Now, the Revel's shutdown appears to open the governor up to criticism from fellow conservatives who warned against permitting government promote gambling and to support a risky, private venture, the newspaper said.
Yet even many of those who backed Christie's efforts at first now criticize him for listening to Wall Street investors rather than his predecessor, Democrat Jon Corzine, or local labor unions who warned against opening a multibillion-dollar casino in a troubled economy and with new competition from neighboring states.
“He got duped,” Bob McDevitt, president of Unite Here Local 54, which represents 9,000 casino workers, told the newspaper.
The warnings, McDevitt said, "fell on deaf ears -- they're all complicit in it.”
But Christie supporters also say the governor did a great job to get the Revel opened and running after the half-built complex lost its financing just before he took office in 2010.
Instead of leaving a half-built shell on the city's boardwalk, Christie lured new investors with more than $250 million in tax incentives (which could only be claimed when the Revel made money) and got the facility opened.
Even opposition politicians supported Christie's plans, the newspaper said.

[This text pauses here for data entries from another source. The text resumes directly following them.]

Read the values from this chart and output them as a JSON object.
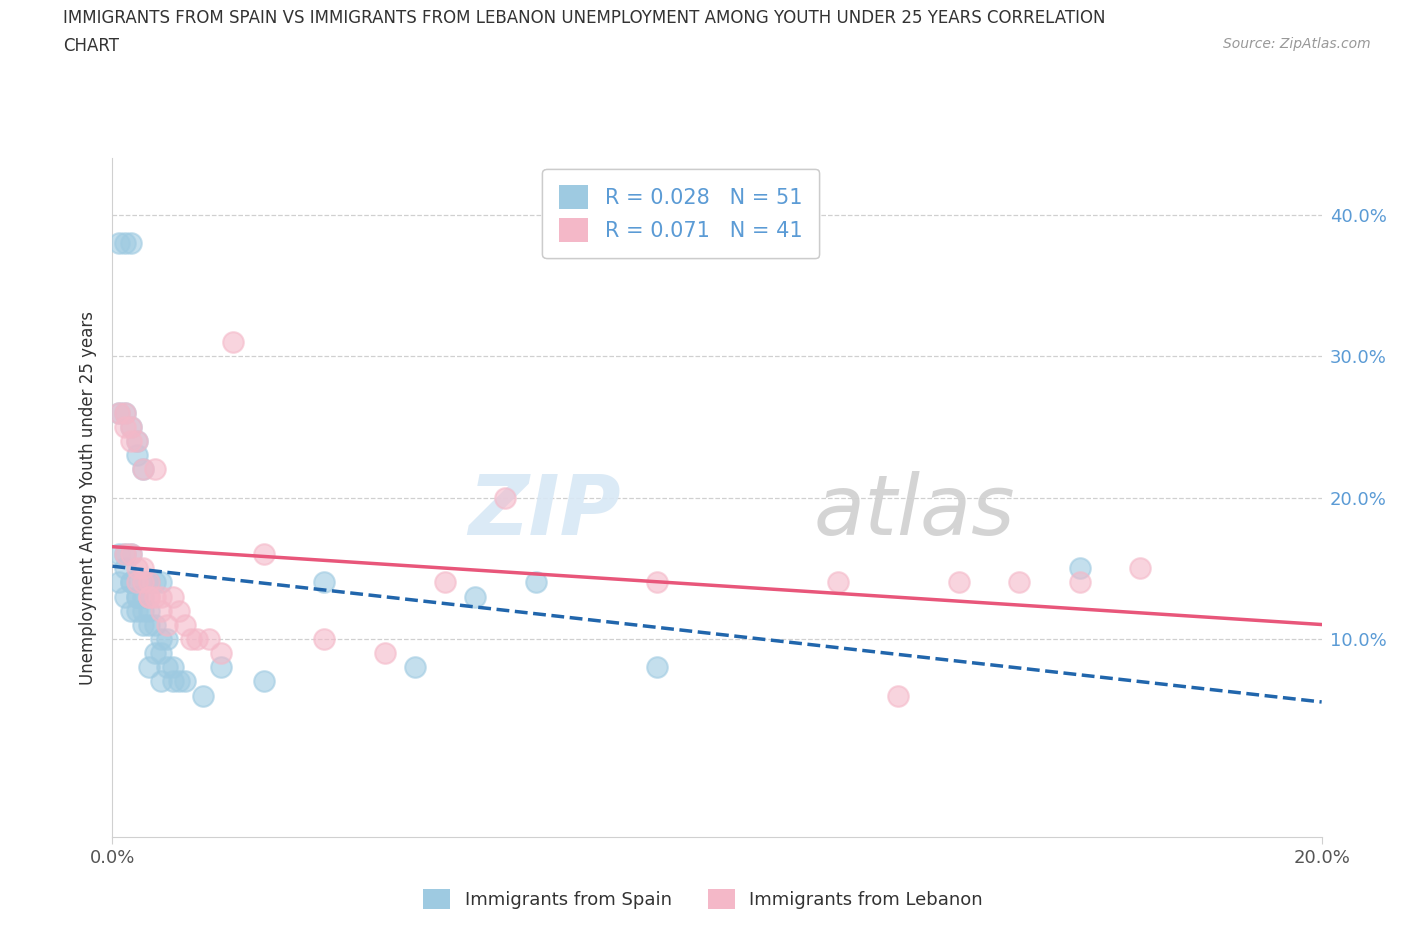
{
  "title_line1": "IMMIGRANTS FROM SPAIN VS IMMIGRANTS FROM LEBANON UNEMPLOYMENT AMONG YOUTH UNDER 25 YEARS CORRELATION",
  "title_line2": "CHART",
  "source": "Source: ZipAtlas.com",
  "ylabel": "Unemployment Among Youth under 25 years",
  "xlim": [
    0.0,
    0.2
  ],
  "ylim": [
    -0.04,
    0.44
  ],
  "x_tick_positions": [
    0.0,
    0.2
  ],
  "x_tick_labels": [
    "0.0%",
    "20.0%"
  ],
  "y_tick_positions": [
    0.0,
    0.1,
    0.2,
    0.3,
    0.4
  ],
  "y_tick_labels_right": [
    "",
    "10.0%",
    "20.0%",
    "30.0%",
    "40.0%"
  ],
  "spain_color": "#9ecae1",
  "lebanon_color": "#f4b8c8",
  "spain_R": 0.028,
  "spain_N": 51,
  "lebanon_R": 0.071,
  "lebanon_N": 41,
  "spain_line_color": "#2166ac",
  "lebanon_line_color": "#e8567a",
  "background_color": "#ffffff",
  "watermark": "ZIPatlas",
  "legend_label_spain": "Immigrants from Spain",
  "legend_label_lebanon": "Immigrants from Lebanon",
  "spain_x": [
    0.001,
    0.002,
    0.003,
    0.001,
    0.002,
    0.003,
    0.004,
    0.005,
    0.001,
    0.002,
    0.003,
    0.004,
    0.001,
    0.002,
    0.003,
    0.002,
    0.003,
    0.004,
    0.005,
    0.003,
    0.004,
    0.005,
    0.006,
    0.004,
    0.005,
    0.006,
    0.007,
    0.008,
    0.005,
    0.006,
    0.007,
    0.008,
    0.009,
    0.006,
    0.007,
    0.008,
    0.009,
    0.01,
    0.008,
    0.01,
    0.011,
    0.012,
    0.015,
    0.018,
    0.025,
    0.035,
    0.05,
    0.06,
    0.07,
    0.09,
    0.16
  ],
  "spain_y": [
    0.38,
    0.38,
    0.38,
    0.26,
    0.26,
    0.25,
    0.24,
    0.22,
    0.16,
    0.16,
    0.16,
    0.23,
    0.14,
    0.15,
    0.14,
    0.13,
    0.14,
    0.13,
    0.13,
    0.12,
    0.12,
    0.12,
    0.12,
    0.13,
    0.14,
    0.14,
    0.14,
    0.14,
    0.11,
    0.11,
    0.11,
    0.1,
    0.1,
    0.08,
    0.09,
    0.09,
    0.08,
    0.08,
    0.07,
    0.07,
    0.07,
    0.07,
    0.06,
    0.08,
    0.07,
    0.14,
    0.08,
    0.13,
    0.14,
    0.08,
    0.15
  ],
  "lebanon_x": [
    0.001,
    0.002,
    0.002,
    0.003,
    0.003,
    0.004,
    0.002,
    0.003,
    0.004,
    0.005,
    0.004,
    0.005,
    0.006,
    0.005,
    0.006,
    0.007,
    0.006,
    0.007,
    0.008,
    0.008,
    0.009,
    0.01,
    0.011,
    0.012,
    0.013,
    0.014,
    0.016,
    0.018,
    0.02,
    0.025,
    0.035,
    0.045,
    0.055,
    0.065,
    0.09,
    0.12,
    0.13,
    0.14,
    0.15,
    0.16,
    0.17
  ],
  "lebanon_y": [
    0.26,
    0.26,
    0.25,
    0.25,
    0.24,
    0.24,
    0.16,
    0.16,
    0.15,
    0.15,
    0.14,
    0.22,
    0.14,
    0.14,
    0.13,
    0.22,
    0.13,
    0.13,
    0.13,
    0.12,
    0.11,
    0.13,
    0.12,
    0.11,
    0.1,
    0.1,
    0.1,
    0.09,
    0.31,
    0.16,
    0.1,
    0.09,
    0.14,
    0.2,
    0.14,
    0.14,
    0.06,
    0.14,
    0.14,
    0.14,
    0.15
  ]
}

But the Atlantic City casino revenue model, dependent on gamblers from nearby states arriving by bus for a few hours, only was generating about half the income it had 10 years before.
And that was not enough.
The city itself, a tourist mecca decades ago before falling on hard times, still did not generate enough revenue from the casinos to rebuilt and remained a gritty and decaying, prompting casino owners to try to keep tourists inside or on the boardwalk.
"That was a Las Vegas mentality," Atlantic City Mayor Don Guardian told the newspaper.
Casino operators did little to promote redevelopment in the city, preferring to keep tourist dollars for themselves.
As a result, Atlantic City saw some growth, but not nearly enough, according to Elizabeth Cartmell of the Atlantic City Alliance marketing group.
Slot machine revenue has increased less than 9 percent since 2001 even though there are 50 percent more machines in the region, Cartmell told the newspaper.
“What you see is a clear shifting in where the dollars are being spent,” she said.
The average visitor to Atlantic City stays 11 hours but the average visitor to Las Vegas stays three nights, casino lobbyist William Pascrell III told the newspaper.